Selbstschädigend sich verhalten

Die Steuern dulden nun auch den kleinsten Aufschub nicht mehr, die Zwangsvollstreckung einer strittigen Rechnung droht, der Schufa winken ganz hässliche Einträge, und bei der anstehenden Neubewerbung sind derartige Negativmerkmale das pure Gift im Lebenslauf. Der „Dachstuhl brennt“ also lichterloh, und doch verstreichen auch die aller letzten Deadlines ungenutzt. Wie kann das sein, und vor allem: Was kann man gegen solches selbstschädigendes Verhalten tun?

Zunächst müssen wir den Begriff „selbstschädigend“ modifizieren.

Denn solches Verhalten will ja gerade Schaden abwenden –  den enorm schmerzenden emotionalen Schaden, der tief im Innern sich meldet. Dass daraus ein anderer (Kollateral-)Schaden entsteht, hat keineswegs eine selbstschädigende Absicht, sondern ist unvermeidliche Begleiterscheinung. Darum will ich hier lieber von „selbsthinderndem“ Verhalten sprechen.

Die Frage nach dem Wieso ist damit zum Teil schon beantwortet: Aufgeschoben wird, weil es eine tief angelegte Verletzlichkeit gibt, die behütet werden soll. Unser Unbewusstes hat seine Prioritäten, die je nach Situation durchaus neu geordnet werden. Solange die drohenden inneren Schmerzen machtvoller sind als die äußeren Folgeschäden, wird aufgeschoben.

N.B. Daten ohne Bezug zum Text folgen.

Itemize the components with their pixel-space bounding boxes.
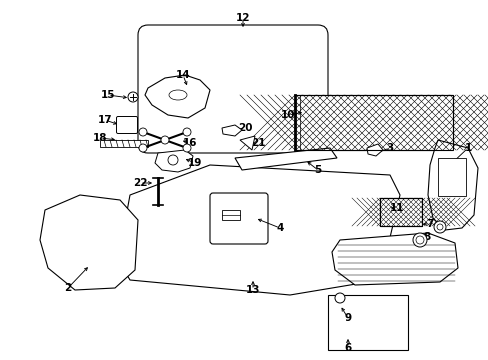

Deswegen gilt die Feststellung:

Unangenehmes wird aufgeschoben, weil und solange es geht.

Solange man sich noch in der Lage sieht, den drohenden Folgen des Aufschiebens etwas vermeintlich Stärkeres entgegenzusetzten, leistet man sich den Luxus, dafür einen „Zeit-Kredit“ aufzunehmen und auch empfindliche Überziehungsprovisionen und Strafzinsen zu zahlen. Wenn irgendwann die alternativen Argumente aufgebraucht sind, ist in der Regel auch die Bereitschaft zur Aufnahme weiterer Zeit-Kredite schnell verflogen. Allerdings geht es jetzt ans Tilgen.

Manche Menschen mögen nicht „auf Pump“ leben.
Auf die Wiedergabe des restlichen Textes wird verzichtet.